Hadoop and memcached: Performance and power characterization and analysis
Department of Computer Engineering, Santa Clara University, Santa Clara, CA, 95053-0566, USA
Journal of Cloud Computing: Advances, Systems and Applications 2012, 1:10 doi:10.1186/2192-113X-1-10Published: 12 July 2012
Given the rapid expansion in cloud computing in the past few years, there is a driving necessity of having cloud workloads running on a backend servers analyzed and characterized for performance and power consumption. In this research, we focus on Hadoop framework and Memcached, which are distributed model frameworks for processing large scale data intensive applications for different purposes. Hadoop is used for short jobs requiring low response time; it is a popular open source implementation of MapReduce for the analysis of large datasets, while Memcached is a high performance distributed memory object caching system that could speed up throughput of web applications by reducing the effect of bottlenecks on database load.

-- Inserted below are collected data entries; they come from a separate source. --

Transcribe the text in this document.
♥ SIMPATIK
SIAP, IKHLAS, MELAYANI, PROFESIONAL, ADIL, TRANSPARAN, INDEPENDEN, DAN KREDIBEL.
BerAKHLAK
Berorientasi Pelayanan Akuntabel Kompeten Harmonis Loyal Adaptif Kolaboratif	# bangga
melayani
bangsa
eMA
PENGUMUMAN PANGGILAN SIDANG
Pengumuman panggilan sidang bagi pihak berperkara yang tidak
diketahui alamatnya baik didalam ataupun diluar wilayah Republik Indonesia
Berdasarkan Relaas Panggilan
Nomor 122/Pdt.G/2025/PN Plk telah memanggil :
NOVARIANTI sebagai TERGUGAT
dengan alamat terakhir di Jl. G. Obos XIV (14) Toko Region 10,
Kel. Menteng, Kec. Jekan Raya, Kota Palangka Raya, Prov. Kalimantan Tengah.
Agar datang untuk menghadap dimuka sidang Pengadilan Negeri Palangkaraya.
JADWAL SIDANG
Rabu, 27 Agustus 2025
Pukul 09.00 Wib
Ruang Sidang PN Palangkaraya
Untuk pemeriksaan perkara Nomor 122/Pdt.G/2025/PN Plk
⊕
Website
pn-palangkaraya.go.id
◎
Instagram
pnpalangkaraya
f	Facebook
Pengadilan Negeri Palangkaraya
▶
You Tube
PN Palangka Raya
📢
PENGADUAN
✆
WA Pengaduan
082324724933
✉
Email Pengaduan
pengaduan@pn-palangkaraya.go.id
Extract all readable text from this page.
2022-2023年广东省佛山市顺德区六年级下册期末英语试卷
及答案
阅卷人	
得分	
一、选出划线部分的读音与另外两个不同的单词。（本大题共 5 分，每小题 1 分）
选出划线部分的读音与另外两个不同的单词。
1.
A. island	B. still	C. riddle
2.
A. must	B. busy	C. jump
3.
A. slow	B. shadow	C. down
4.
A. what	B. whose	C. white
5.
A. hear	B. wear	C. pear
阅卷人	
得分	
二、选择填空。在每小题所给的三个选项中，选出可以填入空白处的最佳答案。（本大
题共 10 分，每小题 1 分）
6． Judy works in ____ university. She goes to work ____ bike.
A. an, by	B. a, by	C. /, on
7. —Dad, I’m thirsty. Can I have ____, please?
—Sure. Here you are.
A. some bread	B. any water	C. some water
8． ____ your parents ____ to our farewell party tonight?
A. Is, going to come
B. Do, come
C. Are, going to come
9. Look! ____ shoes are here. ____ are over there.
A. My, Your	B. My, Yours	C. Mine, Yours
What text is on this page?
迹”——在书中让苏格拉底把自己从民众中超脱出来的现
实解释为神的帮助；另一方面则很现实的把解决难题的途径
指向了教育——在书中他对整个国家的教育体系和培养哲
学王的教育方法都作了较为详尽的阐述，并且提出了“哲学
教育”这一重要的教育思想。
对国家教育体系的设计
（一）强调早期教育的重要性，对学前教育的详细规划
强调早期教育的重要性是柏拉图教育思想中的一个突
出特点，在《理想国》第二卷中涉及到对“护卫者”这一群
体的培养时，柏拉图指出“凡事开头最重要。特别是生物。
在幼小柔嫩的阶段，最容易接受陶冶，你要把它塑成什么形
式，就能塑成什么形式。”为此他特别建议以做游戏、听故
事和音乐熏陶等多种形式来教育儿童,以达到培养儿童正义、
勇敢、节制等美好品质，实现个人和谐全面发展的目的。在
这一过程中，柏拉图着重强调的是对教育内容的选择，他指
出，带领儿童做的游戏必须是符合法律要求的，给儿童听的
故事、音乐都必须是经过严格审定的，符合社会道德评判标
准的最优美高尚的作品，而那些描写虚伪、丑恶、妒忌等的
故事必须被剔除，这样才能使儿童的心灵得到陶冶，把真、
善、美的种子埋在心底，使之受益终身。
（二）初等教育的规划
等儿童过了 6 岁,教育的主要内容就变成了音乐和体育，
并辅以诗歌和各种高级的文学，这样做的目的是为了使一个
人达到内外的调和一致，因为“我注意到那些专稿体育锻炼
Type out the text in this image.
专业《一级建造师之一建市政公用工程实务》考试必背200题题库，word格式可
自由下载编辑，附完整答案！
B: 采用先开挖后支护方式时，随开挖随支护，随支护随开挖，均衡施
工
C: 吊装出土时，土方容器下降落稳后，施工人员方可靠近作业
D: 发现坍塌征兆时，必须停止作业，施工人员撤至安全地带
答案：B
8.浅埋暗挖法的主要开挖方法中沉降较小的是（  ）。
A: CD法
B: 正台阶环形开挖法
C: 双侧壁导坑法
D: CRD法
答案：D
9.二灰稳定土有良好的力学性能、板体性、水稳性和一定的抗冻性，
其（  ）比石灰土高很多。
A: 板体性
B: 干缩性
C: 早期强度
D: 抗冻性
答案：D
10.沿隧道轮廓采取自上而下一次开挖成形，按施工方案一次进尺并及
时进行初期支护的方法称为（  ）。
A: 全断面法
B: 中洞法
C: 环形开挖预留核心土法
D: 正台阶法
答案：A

In this paper, we characterize different workloads running on Hadoop framework and Memcached for different processor configurations and microarchitecture parameters. We implement an analytical estimation model for performance and power using different server processor microarchitecture parameters. The proposed analytical estimation model uses analytical method to scale different processor microarchitecture parameters such as CPI with respect to processor core frequency. We also propose an analytical model to estimate power consumption scaling for different processor core frequency. The combination of both performance and power consumption analytical models enables the estimation of performance per watt for different cloud benchmarks. The proposed estimation models are verified to estimate power and performance with less than 10% error deviation.